Aujourd’hui, ce principe est oublié. Cette évolution a été amorcée par la loi du 16 juin 2011 permettant des expulsions vers des pays où les traitements sont officiellement existants, sans se préoccuper de savoir si la personne pourra effectivement y avoir accès. Malgré des instructions plus protectrices du Ministère de la Santé, cette loi reste souvent appliquée de manière restrictive.

Lors de la campagne présidentielle, François Hollande s’était engagé à rétablir la prééminence du droit à la santé. Il avait qualifié cette législation de « dangereuse et hypocrite ». Dangereuse, elle l'est incontestablement. En imposant aux malades une peur permanente de l'interpellation, elle les éloigne de soins indispensables à leur survie et pose même des problèmes de santé publique lorsqu’il s’agit de pathologies infectieuses. Hypocrite, elle l'est tout autant, car, elle n’a aucune incidence sur la régulation de l'immigration compte tenu du faible nombre de personnes concernées.
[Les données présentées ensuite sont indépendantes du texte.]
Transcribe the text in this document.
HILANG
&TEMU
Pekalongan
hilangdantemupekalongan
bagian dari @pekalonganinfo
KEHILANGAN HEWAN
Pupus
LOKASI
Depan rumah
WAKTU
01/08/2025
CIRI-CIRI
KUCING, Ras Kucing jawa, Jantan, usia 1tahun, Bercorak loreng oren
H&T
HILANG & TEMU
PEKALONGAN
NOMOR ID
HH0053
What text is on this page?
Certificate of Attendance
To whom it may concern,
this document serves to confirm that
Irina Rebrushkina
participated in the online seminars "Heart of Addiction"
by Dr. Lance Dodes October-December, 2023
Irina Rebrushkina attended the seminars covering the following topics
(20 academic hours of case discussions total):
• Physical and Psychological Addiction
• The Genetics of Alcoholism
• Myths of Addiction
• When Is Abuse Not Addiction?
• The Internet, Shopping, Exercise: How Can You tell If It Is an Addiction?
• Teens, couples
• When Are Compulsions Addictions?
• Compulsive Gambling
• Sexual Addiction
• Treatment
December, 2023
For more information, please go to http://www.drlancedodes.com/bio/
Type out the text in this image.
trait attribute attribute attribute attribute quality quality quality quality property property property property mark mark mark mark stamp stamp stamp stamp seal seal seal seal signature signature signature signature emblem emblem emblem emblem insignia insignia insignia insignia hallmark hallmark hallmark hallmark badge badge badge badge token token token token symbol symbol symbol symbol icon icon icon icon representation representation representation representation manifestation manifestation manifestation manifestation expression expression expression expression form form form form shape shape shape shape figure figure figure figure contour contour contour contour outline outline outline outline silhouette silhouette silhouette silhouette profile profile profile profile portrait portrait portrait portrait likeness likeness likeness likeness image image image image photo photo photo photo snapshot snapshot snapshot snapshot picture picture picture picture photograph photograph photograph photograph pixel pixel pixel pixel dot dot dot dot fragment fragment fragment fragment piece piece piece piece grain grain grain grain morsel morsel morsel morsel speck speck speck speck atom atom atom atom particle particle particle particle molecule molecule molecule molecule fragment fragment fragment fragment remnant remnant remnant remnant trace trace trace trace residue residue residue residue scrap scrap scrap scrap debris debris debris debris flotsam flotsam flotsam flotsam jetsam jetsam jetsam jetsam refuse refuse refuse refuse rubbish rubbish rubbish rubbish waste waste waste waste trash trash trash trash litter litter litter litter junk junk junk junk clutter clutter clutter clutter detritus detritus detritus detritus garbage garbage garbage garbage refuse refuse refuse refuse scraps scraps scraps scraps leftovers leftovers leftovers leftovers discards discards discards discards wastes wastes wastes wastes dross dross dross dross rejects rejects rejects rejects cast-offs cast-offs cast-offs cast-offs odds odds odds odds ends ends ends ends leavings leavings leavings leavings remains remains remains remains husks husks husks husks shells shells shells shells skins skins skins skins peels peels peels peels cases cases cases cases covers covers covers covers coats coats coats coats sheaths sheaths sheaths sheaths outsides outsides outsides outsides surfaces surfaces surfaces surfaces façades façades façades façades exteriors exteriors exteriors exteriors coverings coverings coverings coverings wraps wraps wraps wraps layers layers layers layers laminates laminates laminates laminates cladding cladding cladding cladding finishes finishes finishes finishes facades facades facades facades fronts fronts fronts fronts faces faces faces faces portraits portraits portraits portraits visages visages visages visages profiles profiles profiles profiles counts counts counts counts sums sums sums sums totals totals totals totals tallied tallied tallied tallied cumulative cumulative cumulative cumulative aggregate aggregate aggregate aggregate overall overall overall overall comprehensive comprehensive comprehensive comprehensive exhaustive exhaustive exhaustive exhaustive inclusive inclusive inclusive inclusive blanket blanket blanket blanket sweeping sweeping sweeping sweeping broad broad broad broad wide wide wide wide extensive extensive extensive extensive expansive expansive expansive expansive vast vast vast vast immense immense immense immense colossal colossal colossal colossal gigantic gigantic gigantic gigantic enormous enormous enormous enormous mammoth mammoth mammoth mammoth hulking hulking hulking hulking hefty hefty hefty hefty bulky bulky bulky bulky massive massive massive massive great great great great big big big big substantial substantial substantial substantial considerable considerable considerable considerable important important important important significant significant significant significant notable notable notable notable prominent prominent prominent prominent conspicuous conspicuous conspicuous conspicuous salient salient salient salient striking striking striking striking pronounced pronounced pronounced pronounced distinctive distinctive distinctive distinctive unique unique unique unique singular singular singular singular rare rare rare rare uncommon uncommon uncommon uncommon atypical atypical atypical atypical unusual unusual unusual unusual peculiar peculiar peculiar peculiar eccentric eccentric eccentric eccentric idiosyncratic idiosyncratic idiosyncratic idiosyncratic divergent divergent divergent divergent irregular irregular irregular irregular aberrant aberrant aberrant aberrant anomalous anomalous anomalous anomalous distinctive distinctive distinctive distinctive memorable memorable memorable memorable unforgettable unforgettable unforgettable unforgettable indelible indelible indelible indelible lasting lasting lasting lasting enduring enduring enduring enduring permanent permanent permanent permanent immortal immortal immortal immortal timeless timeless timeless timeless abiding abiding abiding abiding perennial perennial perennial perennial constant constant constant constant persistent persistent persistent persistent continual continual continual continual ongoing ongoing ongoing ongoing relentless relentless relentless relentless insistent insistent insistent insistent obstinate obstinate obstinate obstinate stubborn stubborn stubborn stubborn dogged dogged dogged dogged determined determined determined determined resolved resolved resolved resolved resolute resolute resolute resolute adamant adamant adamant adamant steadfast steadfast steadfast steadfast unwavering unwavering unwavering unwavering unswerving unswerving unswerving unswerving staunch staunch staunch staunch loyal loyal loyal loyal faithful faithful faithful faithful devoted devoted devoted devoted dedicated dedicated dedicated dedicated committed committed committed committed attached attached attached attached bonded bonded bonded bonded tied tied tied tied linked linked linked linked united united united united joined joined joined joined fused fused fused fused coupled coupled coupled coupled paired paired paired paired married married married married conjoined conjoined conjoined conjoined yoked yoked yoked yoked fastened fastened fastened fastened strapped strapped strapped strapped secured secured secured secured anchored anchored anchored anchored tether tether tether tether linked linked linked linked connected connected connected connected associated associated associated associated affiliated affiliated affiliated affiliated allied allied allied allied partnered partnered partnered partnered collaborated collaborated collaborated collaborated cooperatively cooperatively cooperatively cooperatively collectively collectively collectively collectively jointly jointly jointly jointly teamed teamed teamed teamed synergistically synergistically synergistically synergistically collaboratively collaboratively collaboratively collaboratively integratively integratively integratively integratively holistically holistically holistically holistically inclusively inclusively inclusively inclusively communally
Au quotidien nos activités nous permettent de constater que, loin de s’améliorer, la situation s’est dégradée. Les drames humains se succèdent, au terme d’un processus opaque masquant la réalité et l’ampleur du phénomène. Depuis la fin de l’année 2012, nous avons dû alerter les ministres de la Santé et de l’Intérieur sur plus d'une trentaine de situations de personnes gravement malades, pour tenter de faire cesser leur enfermement ou d’éviter leur expulsion.

 

 

Luc BARRUET, Directeur-Fondateur de Solidarité Sida,
Tarek BEN HIBA, Président de la FTCR,
Thierry BRIGAUD, Président de Médecins du Monde,
Michel BRUGIERE, Président du Centre Primo Levi,
Bernard ELGHOZI, Président de Créteil Solidarité,
Carine FAVIER et Véronique SEHIER, Présidentes du Planning Familial,
Bernadette HETIER, Dominique DELTOUR, Renée LE MIGNOT, Pierre MAIRAT, co-Présidents du MRAP,
Geneviève JACQUES, Présidente de La Cimade,
Francis LECOMTE, co-président de la FASTI,
Jean-Claude LOOS, Président du CATRED,
Stéphane MAUGENDRE, Président du GISTI,
Patrick MONY, Président de l’AFVS,
Bruno SPIRE, Président de Aides,
Pierre TARTAKOWSKY, Président de la Ligue des droits de l’homme.